Still, this difference in consistency and memorizing what happens in the world of my dreams vs. the ‘real’ world is diminished in importance when considering the afore mentioned differences of the assumed absurdity of physical behavior in dreams. Only, isn’t waking reality often as absurd? It may be absurd in a different fashion, but absurdity is common to each world(s). And, for me, the familiarity of nature’s absurd behavior (and the behavior of my fellow human beings) is of little comfort. Moreover, if I am inclined to think about the waking world through multiple lenses and not just on facts alone, such a perspective further heightens the absurdity of the world in which I am awake. This situation makes it difficult for me to accept the existence of other minds when I afford myself the time to think about it; it appears as though I am one of very few people who care to consider what something like the dual nature of light means to the fabric of reality or my own consciousness. The fact of light’s dual nature would seem perfectly at home in the world of dreams, but not in the world in which I am supposedly awake. If I had discovered the dual nature of light in my dreams, I would probably not question it. Being awake, however, I must question it and try to make sense of it because it is so counter-intuitive, because it is dreamlike in quality. This is the problem that makes me consider dreams as real as any other reality I may be experiencing.

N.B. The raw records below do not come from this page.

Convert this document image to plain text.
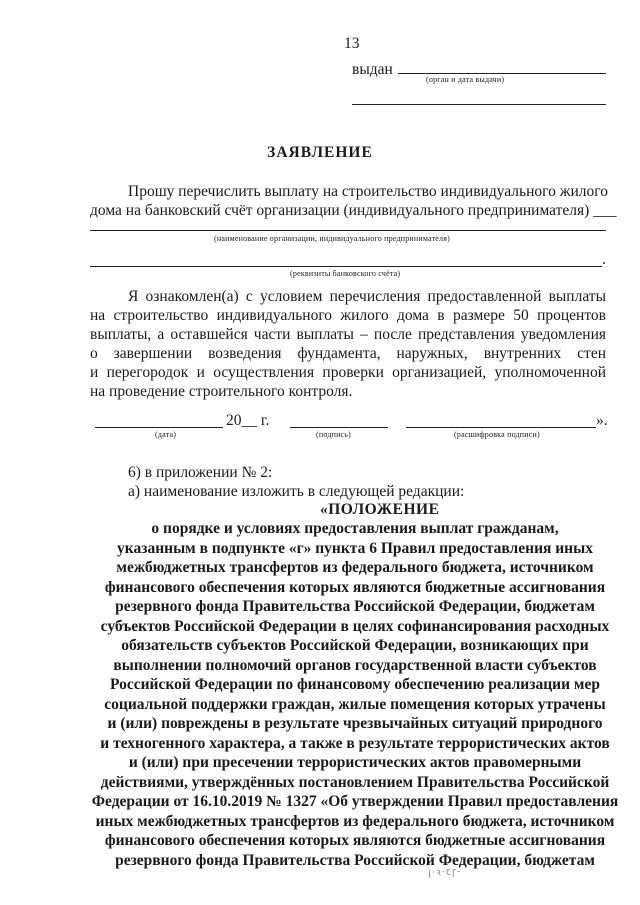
13
выдан
(орган и дата выдачи)
ЗАЯВЛЕНИЕ
Прошу перечислить выплату на строительство индивидуального жилого
дома на банковский счёт организации (индивидуального предпринимателя) ___
(наименование организации, индивидуального предпринимателя)
.
(реквизиты банковского счёта)
Я ознакомлен(а) с условием перечисления предоставленной выплаты
на строительство индивидуального жилого дома в размере 50 процентов
выплаты, а оставшейся части выплаты – после представления уведомления
о завершении возведения фундамента, наружных, внутренних стен
и перегородок и осуществления проверки организацией, уполномоченной
на проведение строительного контроля.
20__ г.	».
(дата)	(подпись)	(расшифровка подписи)
6) в приложении № 2:
а) наименование изложить в следующей редакции:
«ПОЛОЖЕНИЕ
о порядке и условиях предоставления выплат гражданам,
указанным в подпункте «г» пункта 6 Правил предоставления иных
межбюджетных трансфертов из федерального бюджета, источником
финансового обеспечения которых являются бюджетные ассигнования
резервного фонда Правительства Российской Федерации, бюджетам
субъектов Российской Федерации в целях софинансирования расходных
обязательств субъектов Российской Федерации, возникающих при
выполнении полномочий органов государственной власти субъектов
Российской Федерации по финансовому обеспечению реализации мер
социальной поддержки граждан, жилые помещения которых утрачены
и (или) повреждены в результате чрезвычайных ситуаций природного
и техногенного характера, а также в результате террористических актов
и (или) при пресечении террористических актов правомерными
действиями, утверждённых постановлением Правительства Российской
Федерации от 16.10.2019 № 1327 «Об утверждении Правил предоставления
иных межбюджетных трансфертов из федерального бюджета, источником
финансового обеспечения которых являются бюджетные ассигнования
резервного фонда Правительства Российской Федерации, бюджетам
ꞁ·ꝛ·ꞇꞅ-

No, it does not make sense that I can question reality when I am awake but not when I am asleep. Little of either so-called reality makes sense. What conclusion should I then draw? I am either asleep when I dream and awake when I am awake, asleep in both the dream world and the ‘waking’ world, or awake in both the ‘dream’ world and the waking world. [I am relying on the traditional English definitions of these words.] Or, I am neither asleep nor awake; I am in a state for which obviously no word exists. Perhaps there should be. Clearly the either-or premise upon which the waking world operates is flawed. It is time to explore other options.